Yet another poll finds that Hillary Clinton is the most popular political figure in the country. The latest survey from Quinnipiac University finds her with 61 percent favorability rating, with only 34 percent who see her negatively. By contrast, President Obama’s favorability is at 51 percent, Joe Biden’s is at 46 percent, and John Boehner’s is at 20 percent.
Of course, this doesn’t come as a surprise. Prior to joining the administration as Secretary of State, Clinton was a popular runner-up for the Democratic presidential nomination. She won support from millions of voters, and earned the respect of millions more. For the last four years, she’s been America’s representative to the world—a statesperson, removed from the sturm und drang of partisan politics.
If Clinton decides to run for president, all of this changes.
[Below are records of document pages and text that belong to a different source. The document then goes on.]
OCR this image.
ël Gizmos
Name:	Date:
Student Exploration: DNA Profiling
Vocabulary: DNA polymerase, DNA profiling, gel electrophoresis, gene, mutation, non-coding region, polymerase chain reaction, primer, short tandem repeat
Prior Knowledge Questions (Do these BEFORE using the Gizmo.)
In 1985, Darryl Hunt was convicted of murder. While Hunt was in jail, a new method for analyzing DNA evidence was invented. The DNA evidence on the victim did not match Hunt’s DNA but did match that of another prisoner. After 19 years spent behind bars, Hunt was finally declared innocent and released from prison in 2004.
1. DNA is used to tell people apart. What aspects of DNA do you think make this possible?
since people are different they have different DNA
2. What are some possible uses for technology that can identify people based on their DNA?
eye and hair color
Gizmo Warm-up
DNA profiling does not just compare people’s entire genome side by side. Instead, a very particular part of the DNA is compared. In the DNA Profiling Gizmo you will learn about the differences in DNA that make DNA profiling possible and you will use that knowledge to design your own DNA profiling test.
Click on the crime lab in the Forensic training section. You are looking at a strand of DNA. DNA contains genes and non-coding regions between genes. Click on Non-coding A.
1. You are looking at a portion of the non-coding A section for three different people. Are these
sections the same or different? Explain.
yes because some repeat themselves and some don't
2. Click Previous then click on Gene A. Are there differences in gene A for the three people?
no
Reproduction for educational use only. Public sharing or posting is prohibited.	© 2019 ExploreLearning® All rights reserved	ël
She’ll cease to be “Hillary Clinton: Secretary of State” and instead will revert to “Hillary Clinton: Democrat.” Republicans will remember that they dislike her as much—if not more—than her husband, and her popularity will return to normal heights.
Indeed, it’s all of this that makes me skeptical she’ll run for the White House. If Clinton decides to retire from public life, she will have gone out on top—a successful Secretary of State in a successful presidential administration. If she runs, she risks tarnishing that legacy. And if she loses, she’ll have nothing to show for it besides a lot of stress and a lot of debt.